It's not just a hookup app.
For the most part, everyone has heard of Tinder. But for those who haven't, or aren't familiar with the way it functions, Tinder is a dating app — mostly for college-aged students — that connects you with people based on location. Tinder uses your approximate location to only show you persons within a certain radius.
Essentially, a person makes an account including their age, multiple pictures, and a short bio. The app then displays this profile, with only your first name, to other people of your preferred gender on the app. If they are interested in you, they swipe right. If not, they swipe left. You do the same. The most interesting and perhaps genius thing about Tinder is that no one you "swipe right" on will be notified that you "liked" them unless they also "swipe right" on you (with the exception of the Super Like, which no one should ever use... it's just creepy). This system somewhat eliminates super awkward one-sided attraction and allows its users to filter who is able to message them.
Basically, the rest is self-explanatory. If you "match" with someone, you can message that person, talk to them, set up a date, etc.
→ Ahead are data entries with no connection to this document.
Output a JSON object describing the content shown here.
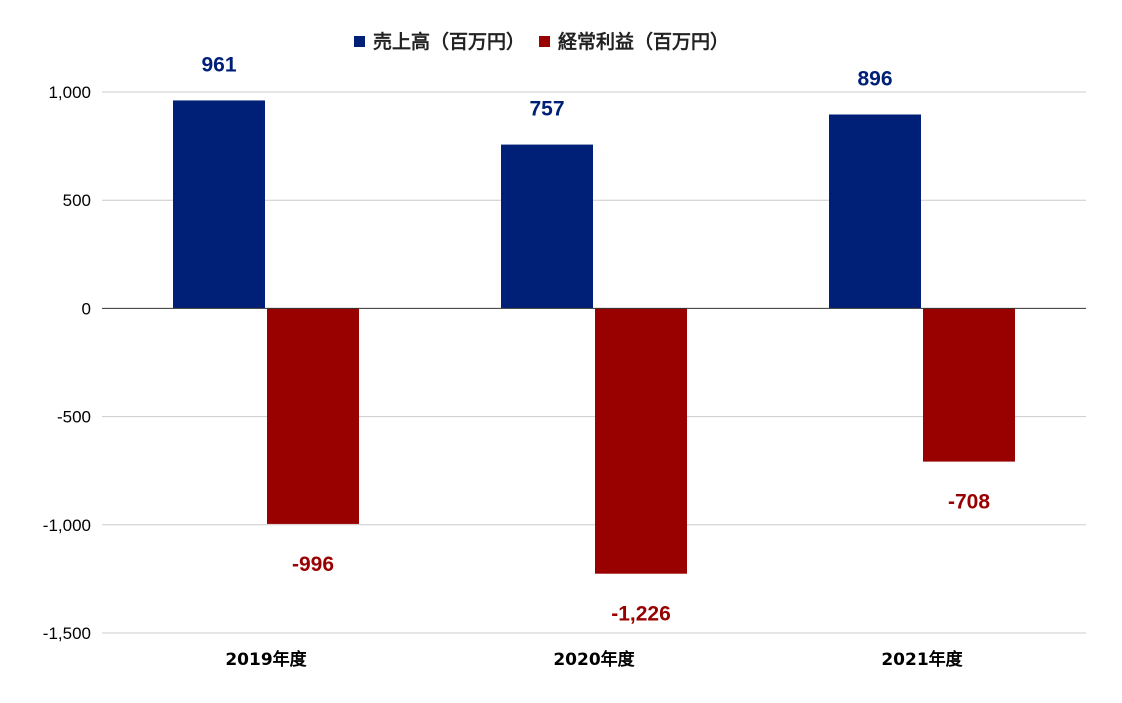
{
  "chart_data": {
    "type": "bar",
    "categories": [
      "2019年度",
      "2020年度",
      "2021年度"
    ],
    "series": [
      {
        "name": "売上高（百万円）",
        "values": [
          961,
          757,
          896
        ],
        "color": "#002078"
      },
      {
        "name": "経常利益（百万円）",
        "values": [
          -996,
          -1226,
          -708
        ],
        "color": "#990000"
      }
    ],
    "data_labels": [
      [
        "961",
        "757",
        "896"
      ],
      [
        "-996",
        "-1,226",
        "-708"
      ]
    ],
    "yticks": [
      1000,
      500,
      0,
      -500,
      -1000,
      -1500
    ],
    "ytick_labels": [
      "1,000",
      "500",
      "0",
      "-500",
      "-1,000",
      "-1,500"
    ],
    "ylim": [
      -1500,
      1000
    ],
    "grid": true,
    "legend_position": "top-center"
  }
}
So enough about the technical aspects of Tinder. Let's get down to business and talk about the social reputation of Tinder. First, Tinder was really the first app of its kind. It was released in 2012, two years before Bumble, another dating app, and five years before Hinge. Marketed as a dating app, it quickly became seen as a "hookup" app. Rather than walking up to a stranger at a bar and trying to hit it off, you could flirt with strangers from the comfort of your own home. And then, if things went well, you could hook up with strangers.
The issue with this is, of course, that now the app has this stigma... people on Tinder are only looking to "hook up."
I have to be honest, about five months ago, I thought the same exact thing. My roommate had a Tinder, and I remember talking to her and asking her why she was on the app if she wasn't going to hook up with any of the guys that messaged her. Her response was simply that it served as a confidence booster when she needed it.
Flash-forward two months, I made my own Tinder.
Now, while I was only on Tinder for a week, I realized that the stigma associated with it is pretty inaccurate. Most of the guys I came across on Tinder were clear about their intentions in their bios. One of my favorites was, "I'm not looking for anything serious. Just a wife or something." It was also super easy to filter who was able to reach out to me on the app.
When I told my parents I had made a Tinder, my dad told me I should delete it. Why? Because it's a creepy hookup app. I could be killed. Stalked. Kidnapped. Of course, before having a Tinder myself, I may have actually believed that. But in reality, Tinder gives you so much control over the information you share, who can see your profile, who can message you, and even who comes up on your feed. There was never a moment that I felt unsafe.
Finally, SO MANY people meet on Tinder and have nice, serious, successful relationships. Two of my co-workers met their significant others on Tinder. In fact, I met my boyfriend on Tinder. And I remember telling people, "Oh, I'm going on a date with a guy I met on Tinder," and seeing them laugh or make assumptions about what I meant when I said "date." I was even nervous to tell my parents that I'd met him on a dating app. But in the end, I'm incredibly happy with my relationship, and I don't want to feel bad every time I tell someone we met on Tinder.
It's the 21st century. Social media is a part of... well, everything. So why shouldn't it be a normal part of dating? Is Tinder a "hookup" app? Sure. It can be. But it is also full of real people looking for real connections, and I think it's time we acknowledge that.